El larguísimo añadido, esta vez sí justificado, no le sentó nada bien al Real Zaragoza, que tuvo una desconexión grosera en la defensa de un saque de esquina. Ferreiro y Valentín aprovecharon que nadie se acercaba para sacar rápido y centrar con toda la ventaja casi sobre la línea del área. Las marcas dentro no estaban mucho más entonadas e Ignasi Miquel emergió cual Neptuno en el área pequeña para cabecear al larguero. Susto para quitarnos el hipo un mes y final. 14 puntos sobre el descenso y a nueve del sexto, a falta de apenas seis jornadas por jugar. El empate deja sin sal a los vecinos. Todo hace indicar que nos seguiremos viendo una temporada más.

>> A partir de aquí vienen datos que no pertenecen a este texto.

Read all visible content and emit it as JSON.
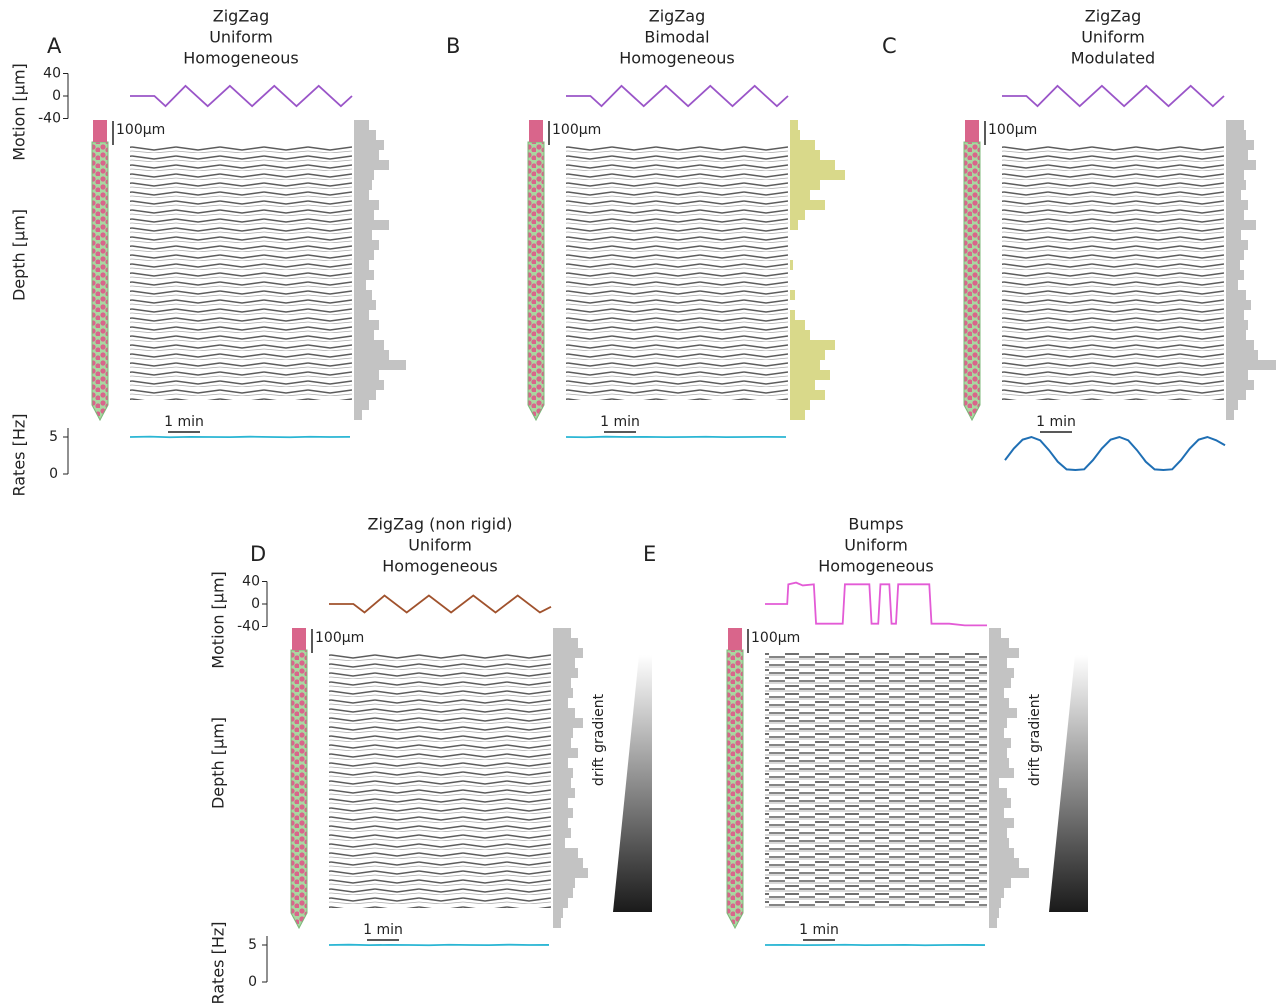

SD HUESCA. Andrés Fernández; Ratiu (Ferreiro, 82), Insua, Ignasi Miquel, Florian Miguel; Mosquera, Timor (Mikel Rico, 46); M. Mateu (Lago Junior, 46), Seoane, Joaquín (Gerard Valentín, 63); y Escriche (Poveda, 63).

REAL ZARAGOZA. Cristian Álvarez; Gámez, Francés, Jair, Chavarría; Zapater, Eugeni (Puche, 74), Vada (Francho, 46); Bermejo, Sabin Merino (Álvaro Giménez, 46); y Azón (Nano, 59) (Nieto, 79).

ÁRBITRO: González Esteban (Comité Vasco). Amonestó a Chavarría (23), Vada (42), Bermejo (67), Insua (76) y Zapater (89).

GOLES: 1-0, min. 31: Seoane. 1-1, min. 37: Azón.

INCIDENCIAS: Partido correspondiente a la trigésimo sexta jornada de Liga, disputado en El Alcoraz. 8.150 espectadores.